Advertising Quotes
Top 10 Advertising Quotes
No 1 (Best
quote!)
Advertising and promotion alone will not sustain a bad product or a product that is not right for the times.
- Akio Morita (1921-1999), co-founder of Sony
(pictured right)
Scott Adams (pictured right) in The Dilbert Principle (1996)
disagrees:
Good advertising can make people buy your product even if it sucks. That’s important because it takes the
pressure off you to make great products.
No 2
Many a small thing has been made large by the right kind of advertising.
- Mark Twain (1835-1910) American writer (pictured right)
No 3
The best advertising is done by satisfied customers
- Philip Kotler , American marketing professor (pictured
right)
J.C. Penney (1875-1971), the American co-founder of
J. C. Penney department stores (pictured right), agrees:
Courteous treatment will make a customer a walking advertisement.
No 4
The medium is the message.
- Marshall McLuhan (1911–80) Canadian communications
writer (pictured right)
No 5
Half the money I spend on advertising is wasted, and the trouble is I don't know which half.
- William Lever (1851–1925) English businessman (pictured right), founder of Lever
Brothers (Unilever from 1930)
No 6
Promise, large promise, is the soul of an advertisement.
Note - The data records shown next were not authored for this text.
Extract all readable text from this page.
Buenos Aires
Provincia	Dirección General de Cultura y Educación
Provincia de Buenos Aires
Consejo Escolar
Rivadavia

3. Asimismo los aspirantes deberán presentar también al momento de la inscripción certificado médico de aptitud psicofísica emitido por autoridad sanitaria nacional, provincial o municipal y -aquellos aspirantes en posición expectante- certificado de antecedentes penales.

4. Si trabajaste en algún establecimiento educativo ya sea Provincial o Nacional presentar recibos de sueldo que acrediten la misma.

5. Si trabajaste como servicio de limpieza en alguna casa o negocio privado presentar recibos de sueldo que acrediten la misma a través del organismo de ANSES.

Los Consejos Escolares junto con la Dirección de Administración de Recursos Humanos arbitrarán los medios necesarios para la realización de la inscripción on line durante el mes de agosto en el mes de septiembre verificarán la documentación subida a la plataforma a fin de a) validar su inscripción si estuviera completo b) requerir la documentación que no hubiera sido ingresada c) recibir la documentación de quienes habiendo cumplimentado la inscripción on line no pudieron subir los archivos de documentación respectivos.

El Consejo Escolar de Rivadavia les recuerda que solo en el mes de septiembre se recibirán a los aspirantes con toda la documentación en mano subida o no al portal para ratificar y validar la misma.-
- Samuel Johnson (1709–84) English writer, pictured right
So John Lahr (1941- ), American critic, pictured
right, says:
Society drives people crazy with lust and calls it advertising.
No 7
Go to work on an egg.
(advertising slogan for the British Egg Marketing Board)
- Fay Weldon (1931- ), English writer (pictured right).
The Indian-born British writer, Salman Rushdie (1947- ) ,pictured right, coined another great
slogan for cream cakes:
Naughty but nice
No 8
Advertising may be described as the science of arresting human intelligence long enough to get money from
it.
- Stephen Leacock (1869–1944), Canadian writer, pictured right.
No 9
The hidden persuaders (book title)
- Vance Packard (1914–97), Canadian writer, pictured
right.
No 10
Never write an advertisement which you wouldn’t want your family to read.
- David Ogilvy (pictured right), Confessions of an Advertising Man (1963).